Aldebert a écrit:iffig a écrit: Voici, d'après un règlement d'époque, à quoi pouvait ressembler un canonnier australien.
Pourquoi l'équipement de l'artilleur de pièces lourdes comportait il comme une petite cape sur les épaules alors qu'une partie des bras sont nus. J'ai remarqué que les Allemand usaient aussi de cette même, que je pense être, une protection mais protection contre quoi.
Le port de cette "chasuble à capuche" ignifugée était indispensable pour les servants des pièces de gros calibres (305, 340, 380, 406) installées en tourelles.
Déjà, l'espace disponible pour les servants, dans lesdites tourelles était très limité, les pièces et leurs différents mécanismes en occupant l'essentiel.
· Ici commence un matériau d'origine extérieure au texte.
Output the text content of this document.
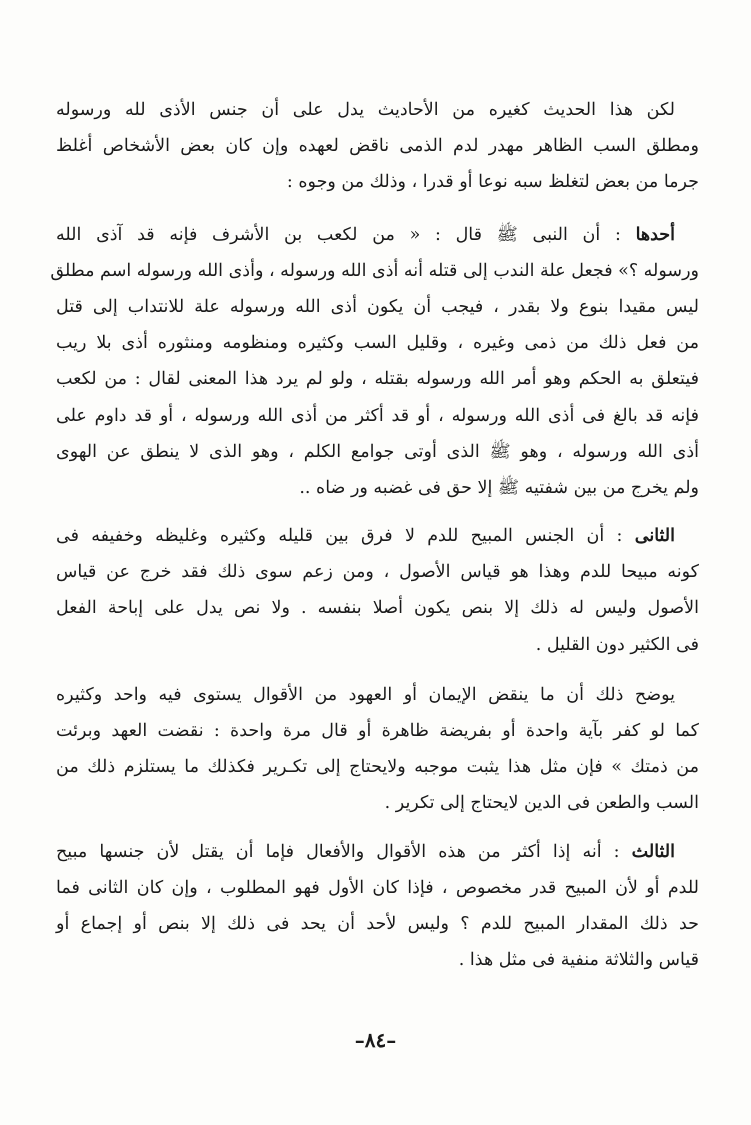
لكن هذا الحديث كغيره من الأحاديث يدل على أن جنس الأذى لله ورسوله
ومطلق السب الظاهر مهدر لدم الذمى ناقض لعهده وإن كان بعض الأشخاص أغلظ
جرما من بعض لتغلظ سبه نوعا أو قدرا ، وذلك من وجوه :
أحدها : أن النبى ﷺ قال : « من لكعب بن الأشرف فإنه قد آذى الله
ورسوله ؟» فجعل علة الندب إلى قتله أنه أذى الله ورسوله ، وأذى الله ورسوله اسم مطلق
ليس مقيدا بنوع ولا بقدر ، فيجب أن يكون أذى الله ورسوله علة للانتداب إلى قتل
من فعل ذلك من ذمى وغيره ، وقليل السب وكثيره ومنظومه ومنثوره أذى بلا ريب
فيتعلق به الحكم وهو أمر الله ورسوله بقتله ، ولو لم يرد هذا المعنى لقال : من لكعب
فإنه قد بالغ فى أذى الله ورسوله ، أو قد أكثر من أذى الله ورسوله ، أو قد داوم على
أذى الله ورسوله ، وهو ﷺ الذى أوتى جوامع الكلم ، وهو الذى لا ينطق عن الهوى
ولم يخرج من بين شفتيه ﷺ إلا حق فى غضبه ور ضاه ..
الثانى : أن الجنس المبيح للدم لا فرق بين قليله وكثيره وغليظه وخفيفه فى
كونه مبيحا للدم وهذا هو قياس الأصول ، ومن زعم سوى ذلك فقد خرج عن قياس
الأصول وليس له ذلك إلا بنص يكون أصلا بنفسه . ولا نص يدل على إباحة الفعل
فى الكثير دون القليل .
يوضح ذلك أن ما ينقض الإيمان أو العهود من الأقوال يستوى فيه واحد وكثيره
كما لو كفر بآية واحدة أو بفريضة ظاهرة أو قال مرة واحدة : نقضت العهد وبرئت
من ذمتك » فإن مثل هذا يثبت موجبه ولايحتاج إلى تكـرير فكذلك ما يستلزم ذلك من
السب والطعن فى الدين لايحتاج إلى تكرير .
الثالث : أنه إذا أكثر من هذه الأقوال والأفعال فإما أن يقتل لأن جنسها مبيح
للدم أو لأن المبيح قدر مخصوص ، فإذا كان الأول فهو المطلوب ، وإن كان الثانى فما
حد ذلك المقدار المبيح للدم ؟ وليس لأحد أن يحد فى ذلك إلا بنص أو إجماع أو
قياس والثلاثة منفية فى مثل هذا .
–٨٤–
Ensuite, pour faciliter les manœuvres de chargement, le seuil de chargement des chambres de culasse était, en général, à hauteur de visage des opérateurs.
Les charges propulsives pour expédier "dans l'espace" un pélot, qui, selon le calibre pesait, à lui tout seul, entre 500 et près d'une tonne, étaient monumentales. Il faut juste, déjà, s'imaginer le niveau de bruit que çà pouvait provoquer, à chaque tir, dans un espace aussi confiné!

...d'où, entre autres, la protection toute relative des oreilles.
Hormis la marine allemande, qui, avec ses culasses à coin, à la moindre étanchéité, utilisait systématiquement des douilles métalliques quelque était le calibre, les autres marines (Marine Nationale, RN, US Navy), employant des obturateurs de culasse à vis, à 1/4 tour et filets interrompus, se contentaient d'engager des gargousses de toile fin ou de soie, bourrées de poudres propulsives. Les tirs généraient aussi des pressions monumentales, dont une bonne partie de l'effet était exploitée mécaniquement pour ouvrir rapidement l'obturateur de culasse, après le tir, afin d'assurer le rechargement le plus rapide possible, pour le ou les tirs suivants.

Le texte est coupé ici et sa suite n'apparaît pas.